Sorting using radix sort

Question

I was reading radix sort from this site I am confused in the 3rd for loop:

for (i = n - 1; i >= 0; i--) {
    output[freq[(arr[i] / place) % range] - 1] = arr[i];
    freq[(arr[i] / place) % range]--;
}

Why did they start it from the end as when I tried to start it from 0, it gives me the wrong answer? Any explanation or solution would be appreciated.

Answer 1

Because freq contains the cumulative number of elements in each position in the range. That is, for a range of i=0-9, freq[i] contains the number of digits that are placed on positions 0, ..., i.

The algorithm uses freq to keep track of how many items it needs to draw from initial array to the output array for each position.

Assuming 10,21,17,34,44,11,654,123 as input, running count-sort for first insignificant digit:

0: 10
1: 21 11
2:
3: 123
4: 34 44 654
5:
6:
7: 17
8:
9: 

freq would be as:

0: 1
1: 3
2: 3
3: 4
4: 7
5: 7
6: 7
7: 8
8: 8
9: 8

So, the array becomes 10,21,11,123,34,44,654,17.

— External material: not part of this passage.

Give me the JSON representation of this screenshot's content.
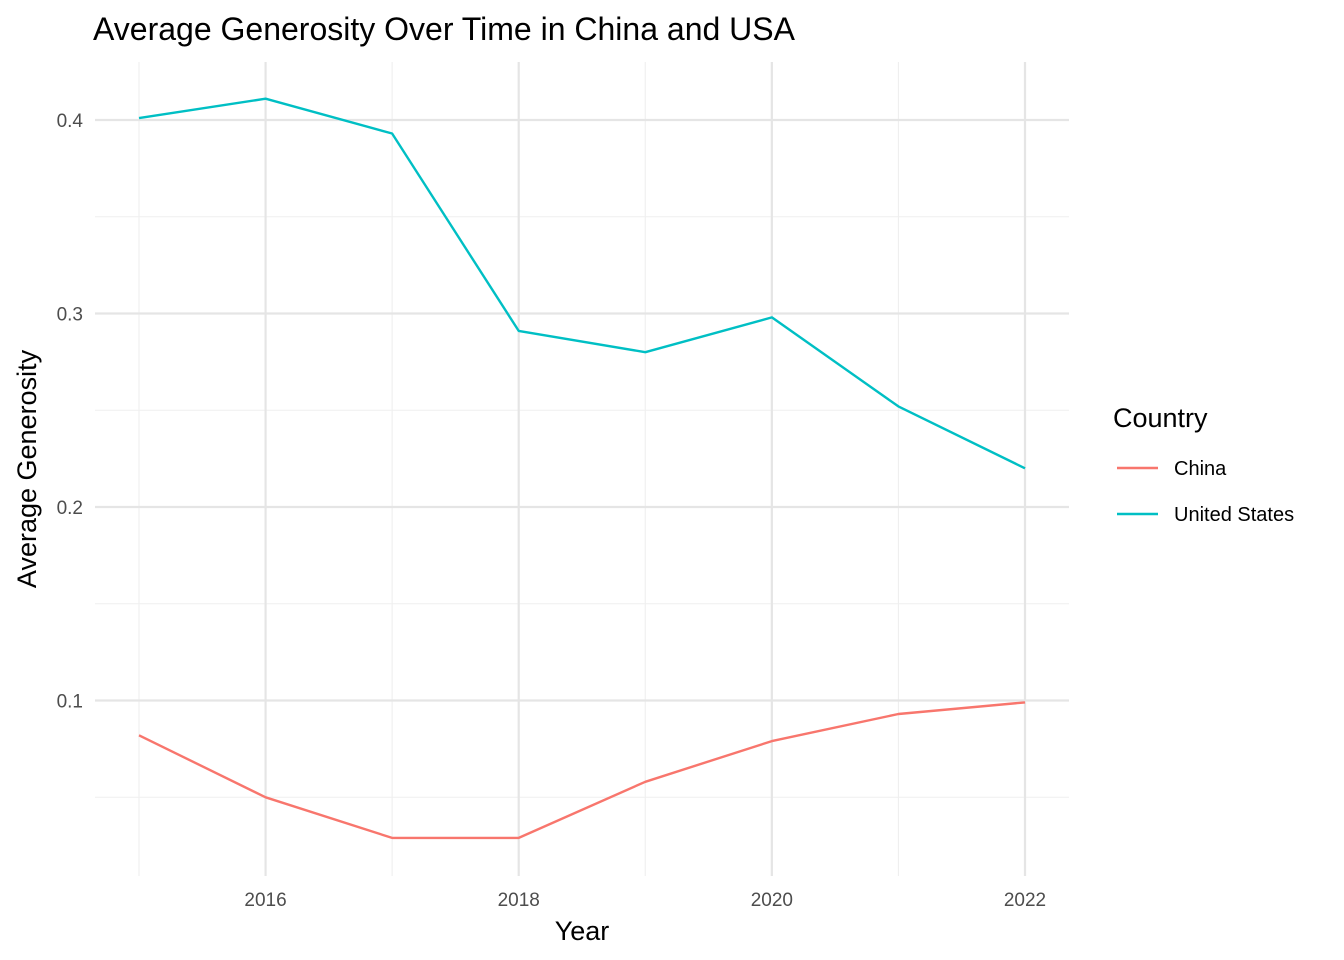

You need to loop backwards to keep the original order of numbers with the same digit, because how the freq is built. Suppose you want to place 34 to its right place on the output. According to the freq array, if loop forward, you would place it on the 7th position which is incorrect. If you loop backwards, you have already placed 654 and 44 before reaching 34, so freq[4]=5 by then which is the correct place.